Forward Industries ha registrato una perdita di 69 milioni di dollari nel terzo trimestre fiscale, a seguito di svalutazioni sulla sua tesoreria in Solana (SOL), pur vedendo crescere sia le partecipazioni in token sia il numero di SOL per azione.
Punti chiave:
- La società ha contabilizzato una perdita di 49,8 milioni di dollari su asset digitali e una svalutazione di 15,2 milioni nel trimestre.
- Le disponibilità in SOL sono salite a 7,55 milioni al 30 giugno, mentre i SOL per azione fully diluted sono aumentati del 9% trimestre su trimestre a 0,0730.
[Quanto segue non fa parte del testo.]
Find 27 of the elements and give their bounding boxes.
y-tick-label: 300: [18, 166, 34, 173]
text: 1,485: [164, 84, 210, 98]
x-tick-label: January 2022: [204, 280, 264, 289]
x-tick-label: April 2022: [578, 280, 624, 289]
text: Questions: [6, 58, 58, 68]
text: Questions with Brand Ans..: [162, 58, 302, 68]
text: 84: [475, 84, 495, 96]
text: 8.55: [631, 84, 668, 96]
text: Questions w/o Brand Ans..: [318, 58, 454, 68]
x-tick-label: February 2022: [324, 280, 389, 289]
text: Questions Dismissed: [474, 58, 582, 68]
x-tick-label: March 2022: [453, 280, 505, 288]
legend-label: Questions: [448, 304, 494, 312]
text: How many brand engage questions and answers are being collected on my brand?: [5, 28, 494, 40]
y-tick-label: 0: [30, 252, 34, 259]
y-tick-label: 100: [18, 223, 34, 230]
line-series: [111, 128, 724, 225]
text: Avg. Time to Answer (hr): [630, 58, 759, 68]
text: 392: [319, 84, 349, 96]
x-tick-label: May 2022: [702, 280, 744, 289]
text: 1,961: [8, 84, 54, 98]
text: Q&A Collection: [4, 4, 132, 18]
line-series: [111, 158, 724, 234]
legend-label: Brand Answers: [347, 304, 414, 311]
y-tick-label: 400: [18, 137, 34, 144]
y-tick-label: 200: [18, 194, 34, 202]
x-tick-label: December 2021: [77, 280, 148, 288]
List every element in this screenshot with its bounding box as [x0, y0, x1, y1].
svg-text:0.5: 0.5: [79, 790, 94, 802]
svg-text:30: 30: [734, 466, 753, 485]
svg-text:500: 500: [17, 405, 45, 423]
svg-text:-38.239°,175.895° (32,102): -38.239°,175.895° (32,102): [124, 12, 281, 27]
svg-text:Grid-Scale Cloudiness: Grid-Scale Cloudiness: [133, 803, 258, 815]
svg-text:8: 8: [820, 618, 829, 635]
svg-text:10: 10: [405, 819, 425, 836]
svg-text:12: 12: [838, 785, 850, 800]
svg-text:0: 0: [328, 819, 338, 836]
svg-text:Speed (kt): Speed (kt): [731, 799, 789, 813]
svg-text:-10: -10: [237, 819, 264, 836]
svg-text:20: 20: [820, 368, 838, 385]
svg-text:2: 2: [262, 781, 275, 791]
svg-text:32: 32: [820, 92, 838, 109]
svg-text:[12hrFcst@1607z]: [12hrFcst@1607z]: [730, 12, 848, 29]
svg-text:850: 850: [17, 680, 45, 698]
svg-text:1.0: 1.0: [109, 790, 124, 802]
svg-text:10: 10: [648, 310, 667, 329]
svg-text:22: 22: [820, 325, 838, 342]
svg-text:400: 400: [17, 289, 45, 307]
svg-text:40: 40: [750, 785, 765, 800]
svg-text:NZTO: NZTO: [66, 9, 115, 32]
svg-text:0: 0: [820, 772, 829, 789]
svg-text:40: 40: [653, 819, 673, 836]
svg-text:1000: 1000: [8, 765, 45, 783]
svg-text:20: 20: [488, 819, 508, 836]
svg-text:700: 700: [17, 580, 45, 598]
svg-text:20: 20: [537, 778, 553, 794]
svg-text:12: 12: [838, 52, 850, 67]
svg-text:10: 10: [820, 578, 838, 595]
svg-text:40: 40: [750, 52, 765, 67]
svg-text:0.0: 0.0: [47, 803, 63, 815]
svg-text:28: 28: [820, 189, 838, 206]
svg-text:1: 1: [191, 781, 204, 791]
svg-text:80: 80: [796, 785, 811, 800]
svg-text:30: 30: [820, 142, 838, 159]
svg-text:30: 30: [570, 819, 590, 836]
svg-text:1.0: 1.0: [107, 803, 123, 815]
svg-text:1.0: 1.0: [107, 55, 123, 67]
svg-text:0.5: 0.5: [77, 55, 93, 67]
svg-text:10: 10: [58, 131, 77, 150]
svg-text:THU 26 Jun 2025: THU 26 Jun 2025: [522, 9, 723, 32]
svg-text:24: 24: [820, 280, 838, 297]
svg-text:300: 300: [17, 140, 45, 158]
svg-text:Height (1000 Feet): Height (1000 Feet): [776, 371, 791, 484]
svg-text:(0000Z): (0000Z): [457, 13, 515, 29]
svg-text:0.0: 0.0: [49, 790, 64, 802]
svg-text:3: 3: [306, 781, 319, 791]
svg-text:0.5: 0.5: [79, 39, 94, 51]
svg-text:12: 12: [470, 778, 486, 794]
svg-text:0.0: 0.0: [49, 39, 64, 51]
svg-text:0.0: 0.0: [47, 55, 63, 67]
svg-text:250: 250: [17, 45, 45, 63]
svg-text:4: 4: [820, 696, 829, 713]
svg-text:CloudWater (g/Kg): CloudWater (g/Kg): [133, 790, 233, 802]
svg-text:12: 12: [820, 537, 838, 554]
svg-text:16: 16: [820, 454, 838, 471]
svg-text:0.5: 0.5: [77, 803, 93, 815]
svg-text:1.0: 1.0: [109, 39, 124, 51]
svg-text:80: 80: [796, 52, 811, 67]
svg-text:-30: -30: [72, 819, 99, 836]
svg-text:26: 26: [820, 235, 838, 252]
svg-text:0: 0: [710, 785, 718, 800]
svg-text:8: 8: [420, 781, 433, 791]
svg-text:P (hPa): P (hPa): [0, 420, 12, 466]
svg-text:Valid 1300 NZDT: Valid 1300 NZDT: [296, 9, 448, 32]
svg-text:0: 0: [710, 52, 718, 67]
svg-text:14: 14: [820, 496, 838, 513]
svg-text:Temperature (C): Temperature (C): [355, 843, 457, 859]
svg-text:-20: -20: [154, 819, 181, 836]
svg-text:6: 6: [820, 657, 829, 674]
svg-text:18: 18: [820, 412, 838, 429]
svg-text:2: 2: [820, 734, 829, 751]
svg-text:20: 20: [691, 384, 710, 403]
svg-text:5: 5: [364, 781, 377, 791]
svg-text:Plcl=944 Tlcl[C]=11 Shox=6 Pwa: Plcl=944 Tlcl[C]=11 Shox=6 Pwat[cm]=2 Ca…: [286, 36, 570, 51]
- I ricavi sono più che quadruplicati a 10,8 milioni di dollari, trainati soprattutto dallo staking e da altri proventi legati alla tesoreria.
Svalutazioni su Solana
Forward Industries ha dichiarato che il calo del fair value è stato il principale motivo per cui il terzo trimestre fiscale si è chiuso con una perdita netta di 69 milioni di dollari, pari a 0,80 dollari per azione. La società ha riportato una perdita di 49,8 milioni di dollari sugli asset digitali e un’ulteriore svalutazione di 15,2 milioni.
Queste poste sono richieste dai principi contabili US GAAP e non riflettono vendite effettive né deflussi di cassa. I ricavi sono saliti a 10,8 milioni di dollari dai 2,5 milioni di un anno prima, grazie soprattutto ai proventi da staking e da altre attività di tesoreria.
La tesoreria in Solana è cresciuta di 508.618 SOL nel trimestre, tramite acquisti e staking, portando le consistenze complessive a 7.552.698 SOL e equivalenti SOL al 30 giugno.
Forward ha inoltre ridotto il numero di azioni in circolazione, riacquistando 2.561.376 azioni ordinarie nel trimestre. Il 29 giugno il titolo è entrato negli indici Russell 2000 e Russell 3000.
Prospettive di Forward Industries
Gli acquisti sono proseguiti anche dopo la chiusura del trimestre, con le partecipazioni salite a 7.807.022 SOL e equivalenti SOL al 3 agosto e i SOL per azione fully diluted in crescita a circa 0,0754. Kyle Samani, presidente di Forward Industries, ha affermato che la scala della tesoreria offre alla società un vantaggio nonostante la volatilità del mercato crypto.
«Nonostante la perdurante volatilità dei mercati degli asset digitali, riteniamo che la base di capitale permanente di Forward … ci offra un’importante opportunità per aumentare i SOL per azione», ha dichiarato Samani. L’azienda mantiene in staking quasi tutti i suoi SOL. Nel trimestre ha generato circa 106.000 SOL in ricompense da staking, portando il totale dei premi maturati da settembre 2025 a circa 300.000 SOL.
Le azioni Forward Industries hanno chiuso il 12 agosto a 4,40 dollari, in rialzo del 2,8% nella seduta, per poi cedere l’1,36% a 4,34 dollari nel dopo-borsa, dopo la pubblicazione dei conti.
La perdita appena riportata resta comunque molto inferiore al rosso di 283,1 milioni di dollari del trimestre precedente, quando il calo delle quotazioni di Solana aveva generato un impatto contabile ben più pesante. Il confronto evidenzia quanto gli utili riportati da Forward Industries siano sensibili all’andamento di mercato della sua tesoreria in criptovalute.